On October 6, 2014, the Wall Street Journal, only three days ago, published an editorial claiming that regulatory capture was “inevitab[le]” and that we should give up on regulation and rely instead on “simple laws that can’t be gamed” such as an increased capital requirement for banks. I wrote a two piece response to the editorial. What I just discovered (though it bears an October 7, 2014 date on the WSJ website) is that one day after the editorial claimed that asset and liability values (the inputs that define “capital”) “can’t be gamed” they presented data indicating that corporations frequently game asset values and that private auditors frequently fail to follow former audit procedures to detect and prevent the overstatement of asset values. The title of the article is “Audit Deficiencies Surge” and the first two sentences contain the key data.
“Auditors at the largest U.S. accounting firms failed to follow proper procedures in more than four in 10 audits, according to the latest inspections by the U.S. government’s audit watchdog. That was more than double the rate four years earlier.”

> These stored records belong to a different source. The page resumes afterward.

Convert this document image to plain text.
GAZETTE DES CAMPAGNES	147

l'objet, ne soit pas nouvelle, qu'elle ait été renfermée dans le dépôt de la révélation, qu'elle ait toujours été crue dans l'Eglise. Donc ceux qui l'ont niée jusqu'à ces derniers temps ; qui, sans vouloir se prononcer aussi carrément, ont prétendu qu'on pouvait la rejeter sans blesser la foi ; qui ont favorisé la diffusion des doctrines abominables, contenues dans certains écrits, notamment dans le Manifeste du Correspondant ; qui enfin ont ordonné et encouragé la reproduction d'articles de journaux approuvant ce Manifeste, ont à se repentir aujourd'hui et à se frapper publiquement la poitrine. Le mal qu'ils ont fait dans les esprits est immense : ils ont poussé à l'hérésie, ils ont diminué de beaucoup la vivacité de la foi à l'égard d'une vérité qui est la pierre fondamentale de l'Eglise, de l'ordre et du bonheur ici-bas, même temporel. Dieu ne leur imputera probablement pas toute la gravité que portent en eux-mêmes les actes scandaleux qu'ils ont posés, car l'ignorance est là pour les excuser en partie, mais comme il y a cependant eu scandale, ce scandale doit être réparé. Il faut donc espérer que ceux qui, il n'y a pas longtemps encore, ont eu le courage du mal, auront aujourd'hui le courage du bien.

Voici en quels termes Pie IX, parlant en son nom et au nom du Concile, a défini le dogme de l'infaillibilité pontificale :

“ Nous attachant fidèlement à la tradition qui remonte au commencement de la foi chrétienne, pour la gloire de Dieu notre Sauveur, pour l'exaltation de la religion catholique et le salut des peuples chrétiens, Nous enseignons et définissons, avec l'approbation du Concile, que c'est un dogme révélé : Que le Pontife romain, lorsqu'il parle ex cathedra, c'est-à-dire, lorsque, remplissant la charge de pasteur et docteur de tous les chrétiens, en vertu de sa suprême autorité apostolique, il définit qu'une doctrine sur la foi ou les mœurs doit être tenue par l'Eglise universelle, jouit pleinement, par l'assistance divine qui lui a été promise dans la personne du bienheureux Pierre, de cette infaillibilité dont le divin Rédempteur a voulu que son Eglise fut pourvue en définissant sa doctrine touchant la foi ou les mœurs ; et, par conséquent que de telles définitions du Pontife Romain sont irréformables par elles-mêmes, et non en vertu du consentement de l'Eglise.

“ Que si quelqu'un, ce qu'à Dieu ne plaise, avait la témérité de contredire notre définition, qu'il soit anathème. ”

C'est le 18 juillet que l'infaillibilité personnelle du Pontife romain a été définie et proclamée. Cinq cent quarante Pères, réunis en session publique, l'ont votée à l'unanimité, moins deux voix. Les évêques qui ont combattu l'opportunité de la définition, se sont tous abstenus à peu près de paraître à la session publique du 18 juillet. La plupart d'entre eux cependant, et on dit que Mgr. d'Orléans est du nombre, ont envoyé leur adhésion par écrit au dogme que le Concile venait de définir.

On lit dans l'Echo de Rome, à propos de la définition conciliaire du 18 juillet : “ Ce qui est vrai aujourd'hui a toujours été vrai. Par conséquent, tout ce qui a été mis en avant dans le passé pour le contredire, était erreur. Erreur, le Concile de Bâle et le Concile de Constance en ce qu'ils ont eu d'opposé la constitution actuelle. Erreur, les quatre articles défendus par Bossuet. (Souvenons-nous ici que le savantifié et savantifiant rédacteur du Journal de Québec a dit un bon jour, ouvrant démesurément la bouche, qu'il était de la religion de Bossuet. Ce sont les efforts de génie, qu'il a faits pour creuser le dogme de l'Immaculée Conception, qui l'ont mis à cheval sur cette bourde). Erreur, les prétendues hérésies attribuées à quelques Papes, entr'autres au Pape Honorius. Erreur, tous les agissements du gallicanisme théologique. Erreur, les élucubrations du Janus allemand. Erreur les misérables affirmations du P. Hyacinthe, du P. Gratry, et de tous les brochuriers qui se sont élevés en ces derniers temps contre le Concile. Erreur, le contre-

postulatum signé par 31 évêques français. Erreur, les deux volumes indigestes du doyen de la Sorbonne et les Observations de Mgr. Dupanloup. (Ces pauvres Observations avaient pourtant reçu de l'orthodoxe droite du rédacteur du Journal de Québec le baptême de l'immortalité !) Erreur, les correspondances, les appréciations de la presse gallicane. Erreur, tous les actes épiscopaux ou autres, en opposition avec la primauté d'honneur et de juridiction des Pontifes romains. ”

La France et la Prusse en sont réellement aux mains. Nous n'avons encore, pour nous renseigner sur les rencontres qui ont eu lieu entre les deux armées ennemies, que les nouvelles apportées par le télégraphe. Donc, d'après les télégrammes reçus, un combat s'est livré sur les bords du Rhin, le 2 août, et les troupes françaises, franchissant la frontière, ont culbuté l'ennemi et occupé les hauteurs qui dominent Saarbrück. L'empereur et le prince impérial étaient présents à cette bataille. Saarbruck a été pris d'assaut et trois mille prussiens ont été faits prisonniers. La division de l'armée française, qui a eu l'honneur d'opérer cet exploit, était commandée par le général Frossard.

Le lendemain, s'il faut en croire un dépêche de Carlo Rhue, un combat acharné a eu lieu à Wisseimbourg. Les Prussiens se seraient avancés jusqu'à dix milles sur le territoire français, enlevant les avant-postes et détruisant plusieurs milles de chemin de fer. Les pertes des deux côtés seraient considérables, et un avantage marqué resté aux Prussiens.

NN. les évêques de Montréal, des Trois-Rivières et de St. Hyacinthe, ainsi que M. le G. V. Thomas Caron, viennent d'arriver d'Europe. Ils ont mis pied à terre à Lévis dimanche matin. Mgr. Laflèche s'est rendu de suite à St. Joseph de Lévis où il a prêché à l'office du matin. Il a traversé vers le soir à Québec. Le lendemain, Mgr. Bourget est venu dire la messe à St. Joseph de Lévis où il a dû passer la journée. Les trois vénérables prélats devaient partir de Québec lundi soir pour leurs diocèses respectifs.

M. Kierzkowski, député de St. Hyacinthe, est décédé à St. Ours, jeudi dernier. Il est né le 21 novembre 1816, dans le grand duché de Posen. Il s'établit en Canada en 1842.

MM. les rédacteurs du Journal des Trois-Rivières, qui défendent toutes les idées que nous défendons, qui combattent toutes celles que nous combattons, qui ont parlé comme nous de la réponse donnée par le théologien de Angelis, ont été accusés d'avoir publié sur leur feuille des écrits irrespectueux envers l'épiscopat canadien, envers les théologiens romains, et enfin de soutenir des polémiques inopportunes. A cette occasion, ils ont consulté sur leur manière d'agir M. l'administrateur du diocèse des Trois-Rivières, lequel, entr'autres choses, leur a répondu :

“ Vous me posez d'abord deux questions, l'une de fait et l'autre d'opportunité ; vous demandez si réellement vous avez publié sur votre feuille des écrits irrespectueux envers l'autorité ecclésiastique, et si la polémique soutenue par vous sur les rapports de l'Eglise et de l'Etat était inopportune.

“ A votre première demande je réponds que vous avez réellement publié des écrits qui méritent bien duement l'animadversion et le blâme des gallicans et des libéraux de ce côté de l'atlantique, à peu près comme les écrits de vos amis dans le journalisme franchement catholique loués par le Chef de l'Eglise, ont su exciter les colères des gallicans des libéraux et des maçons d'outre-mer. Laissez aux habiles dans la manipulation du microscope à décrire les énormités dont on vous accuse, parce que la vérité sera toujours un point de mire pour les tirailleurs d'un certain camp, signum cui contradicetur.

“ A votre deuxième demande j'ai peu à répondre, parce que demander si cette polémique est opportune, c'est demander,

The study notes that the percentage of violations involving inflated asset values has fallen since the crisis when such violations represented roughly 30% of the audit violations discovered by a review. The key is that the worst financial crises are driven by epidemics of accounting control fraud and that because the bank CEO can hire and fire the audit partner – while it is much harder to fire regulators. Because fraudulent bank CEOs can hire and fire the audit partner they can – and do – deliberately create a “Gresham’s” dynamic in which bad ethics drives good ethics out of the professions. This is the leading cause of the extraordinary percentage of audit failures we observe as soon as we create competent reviews.